One idea I did have was to shrink each polygon in from its edges by giving it a negative buffer (can you do that?) since that would then get round the issue of marginal edges overlapping.

 

 

Another idea was to calculate the proportion of overlap - i.e. polygon Y in layer A has xx% of its area overlapping polygon Z in layer B.

 

 

Any suggestions folks?

 

 

cheers

 

 

IanM
Hi,

 

 

first of all, yes it is possible to use negative values in a Bufferer.

 

 

To calculate the percentage of overlap, you can use the AreaOnAreaOverlayer and the AreaCalculator with the ExpressionEvaluator to find a list of all the features in A that overlap B more than a certain percentage. Then use this list in a FeatureMerger with the original attributes before sending them through the SpatialRelator to transfer the attributes.

 

 

Something like this:

 

 

 

 

David

 

 

 


You can indeed manpulate and chop up your features, as long as u have unique identifiers (some ID) to recollect the original features.

 

This means u need to take care to advance relevant attributes (and created ones) through the process so they can later be joined with original features.

 

Often u will need listing to manage this. Unlike Davids example you might encounter areas wich multi-overlap eachother.

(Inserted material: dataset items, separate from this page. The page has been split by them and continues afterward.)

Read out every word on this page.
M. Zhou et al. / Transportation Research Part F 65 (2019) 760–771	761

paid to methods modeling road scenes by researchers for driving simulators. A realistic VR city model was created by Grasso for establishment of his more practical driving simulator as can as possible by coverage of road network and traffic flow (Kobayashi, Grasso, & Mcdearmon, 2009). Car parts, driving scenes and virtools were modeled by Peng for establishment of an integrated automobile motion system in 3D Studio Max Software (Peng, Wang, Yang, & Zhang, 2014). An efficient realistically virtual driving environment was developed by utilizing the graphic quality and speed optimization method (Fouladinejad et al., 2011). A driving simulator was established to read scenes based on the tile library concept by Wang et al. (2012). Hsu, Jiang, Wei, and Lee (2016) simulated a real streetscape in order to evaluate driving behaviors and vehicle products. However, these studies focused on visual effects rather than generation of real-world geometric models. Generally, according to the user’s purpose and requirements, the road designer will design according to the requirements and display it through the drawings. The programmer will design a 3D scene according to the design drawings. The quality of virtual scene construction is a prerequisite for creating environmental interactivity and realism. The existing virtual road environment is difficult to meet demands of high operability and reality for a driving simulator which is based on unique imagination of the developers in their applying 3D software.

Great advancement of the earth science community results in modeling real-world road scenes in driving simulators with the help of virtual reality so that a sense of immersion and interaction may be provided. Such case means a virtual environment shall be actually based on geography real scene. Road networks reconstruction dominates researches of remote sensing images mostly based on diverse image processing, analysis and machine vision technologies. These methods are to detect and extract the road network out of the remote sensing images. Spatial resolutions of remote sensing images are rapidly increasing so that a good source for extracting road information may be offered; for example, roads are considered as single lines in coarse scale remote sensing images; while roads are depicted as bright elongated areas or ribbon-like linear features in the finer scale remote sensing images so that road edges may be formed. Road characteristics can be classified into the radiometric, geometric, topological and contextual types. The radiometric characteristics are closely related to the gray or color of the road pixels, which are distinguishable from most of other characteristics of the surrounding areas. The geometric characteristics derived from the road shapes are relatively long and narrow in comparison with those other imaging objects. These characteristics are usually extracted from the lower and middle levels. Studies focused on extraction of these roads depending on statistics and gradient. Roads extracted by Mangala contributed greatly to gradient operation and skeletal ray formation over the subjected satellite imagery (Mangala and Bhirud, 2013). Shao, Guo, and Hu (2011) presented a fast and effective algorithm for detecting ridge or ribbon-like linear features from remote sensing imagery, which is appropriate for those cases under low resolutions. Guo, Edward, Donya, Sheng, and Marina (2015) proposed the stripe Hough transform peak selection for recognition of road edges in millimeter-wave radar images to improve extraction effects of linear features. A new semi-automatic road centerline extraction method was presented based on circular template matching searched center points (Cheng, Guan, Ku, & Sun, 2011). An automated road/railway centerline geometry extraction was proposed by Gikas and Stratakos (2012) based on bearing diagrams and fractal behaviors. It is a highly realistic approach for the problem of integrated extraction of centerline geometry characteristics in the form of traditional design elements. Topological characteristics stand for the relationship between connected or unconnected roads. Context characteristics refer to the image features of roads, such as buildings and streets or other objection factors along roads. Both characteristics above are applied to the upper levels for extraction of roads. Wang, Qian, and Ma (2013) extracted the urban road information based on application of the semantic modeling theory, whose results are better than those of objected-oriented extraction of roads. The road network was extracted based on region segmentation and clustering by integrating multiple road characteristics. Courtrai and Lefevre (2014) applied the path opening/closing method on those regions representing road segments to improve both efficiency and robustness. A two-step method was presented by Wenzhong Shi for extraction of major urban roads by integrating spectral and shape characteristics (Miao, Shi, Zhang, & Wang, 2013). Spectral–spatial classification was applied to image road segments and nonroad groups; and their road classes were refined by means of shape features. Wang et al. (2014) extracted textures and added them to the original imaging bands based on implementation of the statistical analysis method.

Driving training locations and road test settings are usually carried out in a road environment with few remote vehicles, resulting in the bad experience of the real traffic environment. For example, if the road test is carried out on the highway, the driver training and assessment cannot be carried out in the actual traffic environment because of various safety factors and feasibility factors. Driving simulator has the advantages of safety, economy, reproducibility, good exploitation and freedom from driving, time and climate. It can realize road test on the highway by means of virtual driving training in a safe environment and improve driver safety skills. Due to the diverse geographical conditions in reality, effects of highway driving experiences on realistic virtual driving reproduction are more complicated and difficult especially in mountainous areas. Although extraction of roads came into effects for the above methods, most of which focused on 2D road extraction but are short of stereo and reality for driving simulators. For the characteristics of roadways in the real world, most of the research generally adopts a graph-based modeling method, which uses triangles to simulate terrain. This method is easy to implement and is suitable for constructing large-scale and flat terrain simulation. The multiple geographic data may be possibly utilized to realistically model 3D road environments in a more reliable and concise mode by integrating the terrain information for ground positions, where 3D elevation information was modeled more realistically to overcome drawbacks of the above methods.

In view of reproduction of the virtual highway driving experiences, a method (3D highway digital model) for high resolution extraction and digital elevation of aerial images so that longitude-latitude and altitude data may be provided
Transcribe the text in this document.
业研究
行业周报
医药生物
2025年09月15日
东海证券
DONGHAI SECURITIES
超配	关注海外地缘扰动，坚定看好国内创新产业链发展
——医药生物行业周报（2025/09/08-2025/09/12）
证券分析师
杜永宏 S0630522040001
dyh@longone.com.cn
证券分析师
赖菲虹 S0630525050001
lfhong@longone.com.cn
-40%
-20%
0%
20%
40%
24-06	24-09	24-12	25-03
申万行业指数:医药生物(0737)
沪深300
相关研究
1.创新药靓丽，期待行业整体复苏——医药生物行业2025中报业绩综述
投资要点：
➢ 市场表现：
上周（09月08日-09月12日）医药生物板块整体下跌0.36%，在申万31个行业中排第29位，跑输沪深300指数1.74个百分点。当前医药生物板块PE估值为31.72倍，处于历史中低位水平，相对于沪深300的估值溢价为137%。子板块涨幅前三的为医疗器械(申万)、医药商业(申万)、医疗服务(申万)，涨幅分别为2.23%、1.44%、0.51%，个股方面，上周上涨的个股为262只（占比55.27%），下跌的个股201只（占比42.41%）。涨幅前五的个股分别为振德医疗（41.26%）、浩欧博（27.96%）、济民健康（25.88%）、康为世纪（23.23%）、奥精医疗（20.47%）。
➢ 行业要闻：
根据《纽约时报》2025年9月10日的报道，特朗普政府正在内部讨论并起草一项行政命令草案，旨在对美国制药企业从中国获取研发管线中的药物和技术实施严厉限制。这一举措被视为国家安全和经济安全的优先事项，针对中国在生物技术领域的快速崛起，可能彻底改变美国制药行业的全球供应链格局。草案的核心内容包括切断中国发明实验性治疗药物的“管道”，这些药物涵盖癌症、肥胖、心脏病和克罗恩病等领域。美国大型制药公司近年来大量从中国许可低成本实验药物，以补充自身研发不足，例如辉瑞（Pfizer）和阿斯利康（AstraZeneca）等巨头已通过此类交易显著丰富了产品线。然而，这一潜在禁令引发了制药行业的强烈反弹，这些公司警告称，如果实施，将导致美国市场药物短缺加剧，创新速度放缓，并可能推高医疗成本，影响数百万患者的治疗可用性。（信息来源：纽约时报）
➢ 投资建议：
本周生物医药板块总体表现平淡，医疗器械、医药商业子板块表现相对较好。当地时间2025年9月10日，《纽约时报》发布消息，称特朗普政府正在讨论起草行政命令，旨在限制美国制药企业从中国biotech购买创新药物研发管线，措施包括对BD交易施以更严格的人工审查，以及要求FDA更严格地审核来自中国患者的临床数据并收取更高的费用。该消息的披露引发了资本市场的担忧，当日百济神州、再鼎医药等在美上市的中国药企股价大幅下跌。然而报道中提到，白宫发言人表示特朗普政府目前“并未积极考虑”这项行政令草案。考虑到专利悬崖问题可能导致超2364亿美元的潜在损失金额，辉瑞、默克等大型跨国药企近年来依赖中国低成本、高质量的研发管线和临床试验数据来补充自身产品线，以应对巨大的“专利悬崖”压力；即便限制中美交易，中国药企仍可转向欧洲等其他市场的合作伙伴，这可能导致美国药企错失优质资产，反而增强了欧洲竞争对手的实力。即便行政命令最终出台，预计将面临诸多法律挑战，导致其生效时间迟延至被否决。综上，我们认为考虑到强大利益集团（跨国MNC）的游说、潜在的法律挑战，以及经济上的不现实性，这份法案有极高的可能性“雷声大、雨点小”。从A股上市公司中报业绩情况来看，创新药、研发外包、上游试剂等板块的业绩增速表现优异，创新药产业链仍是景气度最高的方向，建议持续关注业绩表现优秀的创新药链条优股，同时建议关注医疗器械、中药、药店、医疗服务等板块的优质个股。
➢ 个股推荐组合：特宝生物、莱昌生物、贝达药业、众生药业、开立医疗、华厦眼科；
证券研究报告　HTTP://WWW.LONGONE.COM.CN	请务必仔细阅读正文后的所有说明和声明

Wich would generate a list and you would have to sum listelements to get total overlapping area.

 

 

Gio
Folks,

 

 

Thanks for those - very helpful. I also found some similar answers dating back to 2011 on FME Talk. But ... SAFE guys ... doesn't it highlight the need to provide an option to perform those calculations in the first place when you're using transformers that perform an overlap / intersection? Maybe another tick box option "Output Stats", "Output Overlap" or summat like that which adds some extra attributes or even just a single attribute for the area of overlap (or length of overlap where a link is intersected with a polygon). Yes - it would slow the transformer down - but only when the option was selected.